Yacov Zohn

PhD student, History

Faculty advisors: David McDonald and Francine Hirsch

Yacov ZohnYacov Zohn is a PhD candidate in History at UW–Madison specializing in sports history. His dissertation follows the story of the national Soviet soccer team from its first competitive international competition at the 1952 Olympics to its disintegration in the early 1990s.

Zohn is fluent in nine languages, allowing him to compare primary sources, scholarship, and oral histories from across languages to show the larger context around the Soviet soccer team. By examining the national and international allegiances within the Soviet team, Zohn aims to show how the politics of representation played out with the team, while also offering useful lessons from sports history for the present time.

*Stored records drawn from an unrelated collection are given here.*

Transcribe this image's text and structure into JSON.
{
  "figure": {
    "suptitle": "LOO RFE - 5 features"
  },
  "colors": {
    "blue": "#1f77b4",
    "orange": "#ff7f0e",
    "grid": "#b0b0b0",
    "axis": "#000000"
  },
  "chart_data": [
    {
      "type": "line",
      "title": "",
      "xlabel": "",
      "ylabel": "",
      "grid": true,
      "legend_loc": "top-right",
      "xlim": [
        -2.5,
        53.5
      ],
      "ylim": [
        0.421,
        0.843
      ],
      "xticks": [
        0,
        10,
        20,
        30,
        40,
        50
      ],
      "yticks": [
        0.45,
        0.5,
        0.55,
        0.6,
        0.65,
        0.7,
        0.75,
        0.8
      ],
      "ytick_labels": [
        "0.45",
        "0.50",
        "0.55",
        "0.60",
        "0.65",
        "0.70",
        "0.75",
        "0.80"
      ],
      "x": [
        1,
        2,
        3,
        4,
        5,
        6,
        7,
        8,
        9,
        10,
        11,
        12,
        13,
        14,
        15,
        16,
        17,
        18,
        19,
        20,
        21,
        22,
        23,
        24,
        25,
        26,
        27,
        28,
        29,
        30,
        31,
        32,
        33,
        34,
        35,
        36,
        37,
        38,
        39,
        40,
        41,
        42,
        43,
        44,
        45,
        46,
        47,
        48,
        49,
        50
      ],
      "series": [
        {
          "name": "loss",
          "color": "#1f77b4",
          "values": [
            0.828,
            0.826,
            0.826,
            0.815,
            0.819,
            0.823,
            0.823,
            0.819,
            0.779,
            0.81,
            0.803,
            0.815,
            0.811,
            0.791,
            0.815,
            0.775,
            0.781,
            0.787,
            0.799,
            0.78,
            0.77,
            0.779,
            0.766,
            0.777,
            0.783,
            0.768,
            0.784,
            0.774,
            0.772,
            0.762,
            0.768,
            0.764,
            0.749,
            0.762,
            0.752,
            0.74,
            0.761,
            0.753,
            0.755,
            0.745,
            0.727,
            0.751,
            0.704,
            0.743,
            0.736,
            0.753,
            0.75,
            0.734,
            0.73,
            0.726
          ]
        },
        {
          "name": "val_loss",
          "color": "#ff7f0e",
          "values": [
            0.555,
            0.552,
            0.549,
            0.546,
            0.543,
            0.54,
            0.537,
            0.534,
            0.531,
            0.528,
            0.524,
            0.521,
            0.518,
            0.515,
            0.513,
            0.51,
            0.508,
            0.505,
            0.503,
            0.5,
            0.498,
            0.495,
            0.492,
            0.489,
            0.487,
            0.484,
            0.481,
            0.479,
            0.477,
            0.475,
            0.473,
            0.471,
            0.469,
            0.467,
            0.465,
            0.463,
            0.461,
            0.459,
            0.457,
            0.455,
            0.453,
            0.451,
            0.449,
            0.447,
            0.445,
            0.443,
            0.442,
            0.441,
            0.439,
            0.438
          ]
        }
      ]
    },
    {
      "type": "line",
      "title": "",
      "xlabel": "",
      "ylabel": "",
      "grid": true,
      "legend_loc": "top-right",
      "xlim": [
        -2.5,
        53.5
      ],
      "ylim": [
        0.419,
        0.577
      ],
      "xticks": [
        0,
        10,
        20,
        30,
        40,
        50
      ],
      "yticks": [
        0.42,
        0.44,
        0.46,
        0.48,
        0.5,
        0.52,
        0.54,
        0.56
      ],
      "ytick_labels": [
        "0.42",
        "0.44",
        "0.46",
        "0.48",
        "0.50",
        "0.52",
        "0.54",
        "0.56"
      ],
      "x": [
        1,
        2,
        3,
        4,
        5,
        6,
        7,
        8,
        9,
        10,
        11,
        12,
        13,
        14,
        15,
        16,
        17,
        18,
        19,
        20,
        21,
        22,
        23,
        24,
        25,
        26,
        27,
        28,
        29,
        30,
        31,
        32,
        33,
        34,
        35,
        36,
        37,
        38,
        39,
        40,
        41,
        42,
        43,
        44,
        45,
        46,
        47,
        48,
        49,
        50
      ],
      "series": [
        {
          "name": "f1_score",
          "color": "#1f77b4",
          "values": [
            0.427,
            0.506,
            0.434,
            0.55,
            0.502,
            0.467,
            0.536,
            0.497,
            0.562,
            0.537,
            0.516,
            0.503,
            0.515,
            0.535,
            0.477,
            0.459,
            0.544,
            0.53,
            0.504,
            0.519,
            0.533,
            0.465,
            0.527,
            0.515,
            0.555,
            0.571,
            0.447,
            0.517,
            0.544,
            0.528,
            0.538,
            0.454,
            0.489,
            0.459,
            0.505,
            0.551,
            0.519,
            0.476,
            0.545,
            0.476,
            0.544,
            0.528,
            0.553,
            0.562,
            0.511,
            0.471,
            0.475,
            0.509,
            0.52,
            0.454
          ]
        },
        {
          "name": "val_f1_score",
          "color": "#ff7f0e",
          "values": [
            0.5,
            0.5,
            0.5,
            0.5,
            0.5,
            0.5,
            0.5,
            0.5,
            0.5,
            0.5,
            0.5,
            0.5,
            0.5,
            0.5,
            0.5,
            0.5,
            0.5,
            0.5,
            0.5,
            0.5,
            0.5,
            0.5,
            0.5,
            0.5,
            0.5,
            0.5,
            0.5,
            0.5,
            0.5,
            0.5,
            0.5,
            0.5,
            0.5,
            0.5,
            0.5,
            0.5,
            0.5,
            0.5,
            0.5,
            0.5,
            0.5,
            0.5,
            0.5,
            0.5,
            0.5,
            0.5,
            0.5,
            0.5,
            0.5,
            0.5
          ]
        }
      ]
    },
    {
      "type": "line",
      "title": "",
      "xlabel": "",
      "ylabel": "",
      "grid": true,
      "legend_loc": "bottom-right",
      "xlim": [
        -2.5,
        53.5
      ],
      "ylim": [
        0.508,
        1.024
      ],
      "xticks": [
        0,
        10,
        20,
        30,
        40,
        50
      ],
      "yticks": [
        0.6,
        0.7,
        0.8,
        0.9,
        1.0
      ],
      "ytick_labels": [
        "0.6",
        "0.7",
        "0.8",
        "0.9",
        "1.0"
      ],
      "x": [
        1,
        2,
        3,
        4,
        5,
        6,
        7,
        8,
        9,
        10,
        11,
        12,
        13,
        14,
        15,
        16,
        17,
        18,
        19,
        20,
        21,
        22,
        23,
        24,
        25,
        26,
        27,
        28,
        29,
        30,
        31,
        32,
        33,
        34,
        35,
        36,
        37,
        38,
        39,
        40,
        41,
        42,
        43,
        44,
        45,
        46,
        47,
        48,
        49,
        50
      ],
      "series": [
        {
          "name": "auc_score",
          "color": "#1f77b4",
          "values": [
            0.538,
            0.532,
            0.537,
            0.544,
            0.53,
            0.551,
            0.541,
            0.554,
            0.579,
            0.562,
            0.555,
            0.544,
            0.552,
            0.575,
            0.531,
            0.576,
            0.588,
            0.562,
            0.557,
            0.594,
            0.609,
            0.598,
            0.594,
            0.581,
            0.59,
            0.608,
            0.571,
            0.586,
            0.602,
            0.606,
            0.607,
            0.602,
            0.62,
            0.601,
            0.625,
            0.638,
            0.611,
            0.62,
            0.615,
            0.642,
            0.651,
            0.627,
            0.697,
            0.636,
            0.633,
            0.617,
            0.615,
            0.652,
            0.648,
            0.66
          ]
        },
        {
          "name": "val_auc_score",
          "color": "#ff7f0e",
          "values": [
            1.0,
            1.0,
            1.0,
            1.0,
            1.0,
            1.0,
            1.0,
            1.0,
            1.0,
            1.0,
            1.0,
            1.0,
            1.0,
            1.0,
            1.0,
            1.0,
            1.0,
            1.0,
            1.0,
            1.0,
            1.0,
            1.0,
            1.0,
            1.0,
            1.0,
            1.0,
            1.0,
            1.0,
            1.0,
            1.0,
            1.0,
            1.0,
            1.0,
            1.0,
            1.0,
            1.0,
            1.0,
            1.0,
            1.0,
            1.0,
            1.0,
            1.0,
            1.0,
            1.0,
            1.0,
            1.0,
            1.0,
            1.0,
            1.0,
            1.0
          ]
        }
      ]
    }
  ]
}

“Sporting events of various kinds enabled some of the most successful avenues for soft diplomacy during the Cold War. What we can learn is eminently relevant to contemporary times, when tensions simmering between Russia and the USA are eerily reminiscent of the Cold War years,” Zohn said. “Sport can easily communicate ideals, offer an international stage to showcase power and competence, as well as stoke national unification. I hope that my project will help advocate for increased US attention to the importance of sport in public affairs and policy.”

Zohn held a WARF-funded University Fellowship in 2019-20, after which he secured multiple sources of outside funding to support his research. He won a Foreign Language and Area Studies Fellowship from the U.S. Department of Education in 2020-21. In summer 2022, he was a research scholar at the Kennan Institute in Washington, D.C., part of the Woodrow Wilson International Center for Scholars.

He has also received multiple research travel awards including funding through the UW–Madison Student Research Grants Competition to travel to California. There, he conducted research at three libraries that gave him access to unique sources for his dissertation.

“I am extremely grateful for the assistance and the opportunities that the fellowship provided,” Zohn said of the support from WARF. “With the funds I managed to carry out a research trip that I had not counted on, but which proved immense for my work.”

Most recently, Zohn won a 2022 Stephen F. Cohen-Robert C. Tucker Dissertation Research Fellowship for Russian Historical Studies from the Association for Slavic, East European, and Eurasian Studies, which will help him to complete his dissertation.